WP 002, 003, and 020 would be good locations for coverboards. The creek channel is braided throughout the bottomland containing drains, free-flowing sections, and floodplain pools. Hummocks are present with abundant downed wood. In this area numerous salamander and frog larvae were observed (see table). Rock piles are present in some locations on slopes.
Upstream, at Waypoint 020 occurs a series of pools, eddies, and waterfalls along the other unnamed tributary, where granitic outcroppings are present. This scenic portion of the creek provides habitat for two-lined salamanders (Eurycea cirrigera). Pickerel frogs (Rana palustris) could also potentially be found here. Patches of Arundinaria sp. are present in the woods along this section of the creek.
Within the bottomland the tract boundaries and inholding are difficult to discern. The inholding appears to contain a steeper west-facing slope with some rock outcroppings and a large patch of Arundinaria sp. at the base.

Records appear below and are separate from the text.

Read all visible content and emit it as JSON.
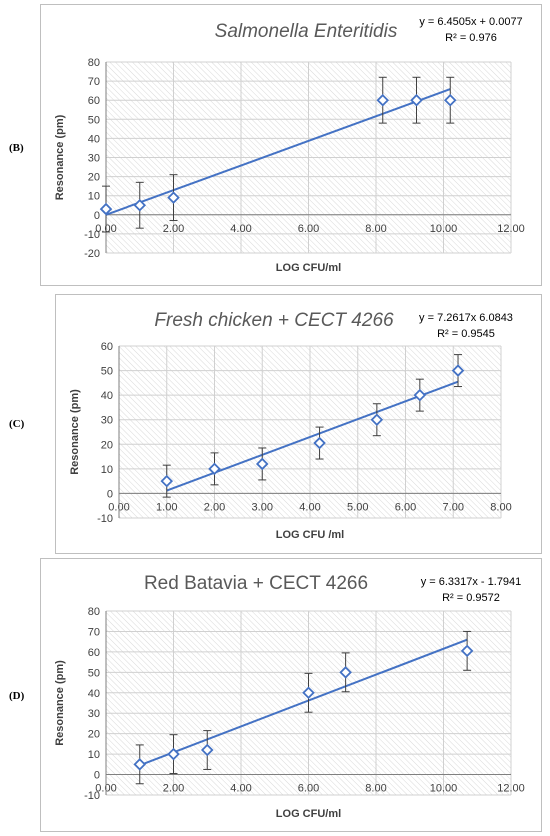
{
  "panels": [
    {
      "label": "(B)"
    },
    {
      "label": "(C)"
    },
    {
      "label": "(D)"
    }
  ],
  "chart_data": [
    {
      "type": "scatter",
      "title": "Salmonella Enteritidis",
      "title_style": "italic",
      "equation": "y = 6.4505x + 0.0077",
      "r_squared": "R² = 0.976",
      "xlabel": "LOG CFU/ml",
      "ylabel": "Resonance (pm)",
      "xlim": [
        0,
        12
      ],
      "ylim": [
        -20,
        80
      ],
      "xticks": [
        "0.00",
        "2.00",
        "4.00",
        "6.00",
        "8.00",
        "10.00",
        "12.00"
      ],
      "yticks": [
        "-20",
        "-10",
        "0",
        "10",
        "20",
        "30",
        "40",
        "50",
        "60",
        "70",
        "80"
      ],
      "points": [
        {
          "x": 0.0,
          "y": 3,
          "err": 12
        },
        {
          "x": 1.0,
          "y": 5,
          "err": 12
        },
        {
          "x": 2.0,
          "y": 9,
          "err": 12
        },
        {
          "x": 8.2,
          "y": 60,
          "err": 12
        },
        {
          "x": 9.2,
          "y": 60,
          "err": 12
        },
        {
          "x": 10.2,
          "y": 60,
          "err": 12
        }
      ],
      "trendline": {
        "slope": 6.4505,
        "intercept": 0.0077,
        "x_range": [
          0,
          10.2
        ]
      },
      "colors": {
        "marker": "#4472c4",
        "line": "#4472c4"
      },
      "grid": "hatched"
    },
    {
      "type": "scatter",
      "title": "Fresh chicken + CECT 4266",
      "title_style": "italic",
      "equation": "y = 7.2617x  6.0843",
      "r_squared": "R² = 0.9545",
      "xlabel": "LOG CFU /ml",
      "ylabel": "Resonance (pm)",
      "xlim": [
        0,
        8
      ],
      "ylim": [
        -10,
        60
      ],
      "xticks": [
        "0.00",
        "1.00",
        "2.00",
        "3.00",
        "4.00",
        "5.00",
        "6.00",
        "7.00",
        "8.00"
      ],
      "yticks": [
        "-10",
        "0",
        "10",
        "20",
        "30",
        "40",
        "50",
        "60"
      ],
      "points": [
        {
          "x": 1.0,
          "y": 5,
          "err": 6.5
        },
        {
          "x": 2.0,
          "y": 10,
          "err": 6.5
        },
        {
          "x": 3.0,
          "y": 12,
          "err": 6.5
        },
        {
          "x": 4.2,
          "y": 20.5,
          "err": 6.5
        },
        {
          "x": 5.4,
          "y": 30,
          "err": 6.5
        },
        {
          "x": 6.3,
          "y": 40,
          "err": 6.5
        },
        {
          "x": 7.1,
          "y": 50,
          "err": 6.5
        }
      ],
      "trendline": {
        "slope": 7.2617,
        "intercept": -6.0843,
        "x_range": [
          1.0,
          7.1
        ]
      },
      "colors": {
        "marker": "#4472c4",
        "line": "#4472c4"
      },
      "grid": "hatched"
    },
    {
      "type": "scatter",
      "title": "Red Batavia + CECT 4266",
      "title_style": "normal",
      "equation": "y = 6.3317x - 1.7941",
      "r_squared": "R² = 0.9572",
      "xlabel": "LOG CFU/ml",
      "ylabel": "Resonance (pm)",
      "xlim": [
        0,
        12
      ],
      "ylim": [
        -10,
        80
      ],
      "xticks": [
        "0.00",
        "2.00",
        "4.00",
        "6.00",
        "8.00",
        "10.00",
        "12.00"
      ],
      "yticks": [
        "-10",
        "0",
        "10",
        "20",
        "30",
        "40",
        "50",
        "60",
        "70",
        "80"
      ],
      "points": [
        {
          "x": 1.0,
          "y": 5,
          "err": 9.5
        },
        {
          "x": 2.0,
          "y": 10,
          "err": 9.5
        },
        {
          "x": 3.0,
          "y": 12,
          "err": 9.5
        },
        {
          "x": 6.0,
          "y": 40,
          "err": 9.5
        },
        {
          "x": 7.1,
          "y": 50,
          "err": 9.5
        },
        {
          "x": 10.7,
          "y": 60.5,
          "err": 9.5
        }
      ],
      "trendline": {
        "slope": 6.3317,
        "intercept": -1.7941,
        "x_range": [
          1.0,
          10.7
        ]
      },
      "colors": {
        "marker": "#4472c4",
        "line": "#4472c4"
      },
      "grid": "hatched"
    }
  ]
}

This area should be a high priority for future survey and acquisition.
The canopy on drier slopes to the south is composed mainly of white oak (Quercus alba), post oak (Q. stellata), northern red oak (Q. rubra), black oak (Q. velutina), hickories (Carya spp.), with an understory of sourwood (Oxydendron arboreum), dogwood (Cornus florida), American holly (Ilex opaca), eastern red cedar (Juniperus virginianus), winged elm (Ulmus alata), and strawberry bush (Euonymous americana). An overall sparse herbaceous layer contains cranefly orchid (Tipularia discolor), ebony spleenwort (Asplenium platyneuron), Elephantopus sp., Christmas fern, downy rattlesnake plantain (Goodyera pubescens), and spotted wintergreen (Chimaphla maculata), and appears recently grazed in many locations. Common chickweed is abundant. Greenbriar (Smilax rotundifolia) is common amongst old barb-wire fences, as is Japanese honeysuckle.
A series of granitic flatrocks and outcroppings occur close to Turnipseed Rd. along the highest terrain (Waypoints 017 and 018). These outcroppings are visible on aerial photographs (2006 NAIP). Covered with multiple species of lichens and mosses, these areas should be priority for additional plant surveys. Minuartia glabra and prickly-pear (Opuntia sp.) are present.
Waypoint 016 is a location for trash pickup (metal, plastic, old vehicles).
OSMC-12 (Waypoint 019) (Medlin) Most of the uplands on this tract, surrounding several fields in cultivation, are regenerating pine plantations. These areas should be restored to native species, if possible, over the long-term. Native warm season grasses and forbs would be appropriate for the fields if they were to be kept open.
There is a large borrow pond located at Waypoint 019 which harbors spotted salamander egg masses. This should be a location for further herp surveys.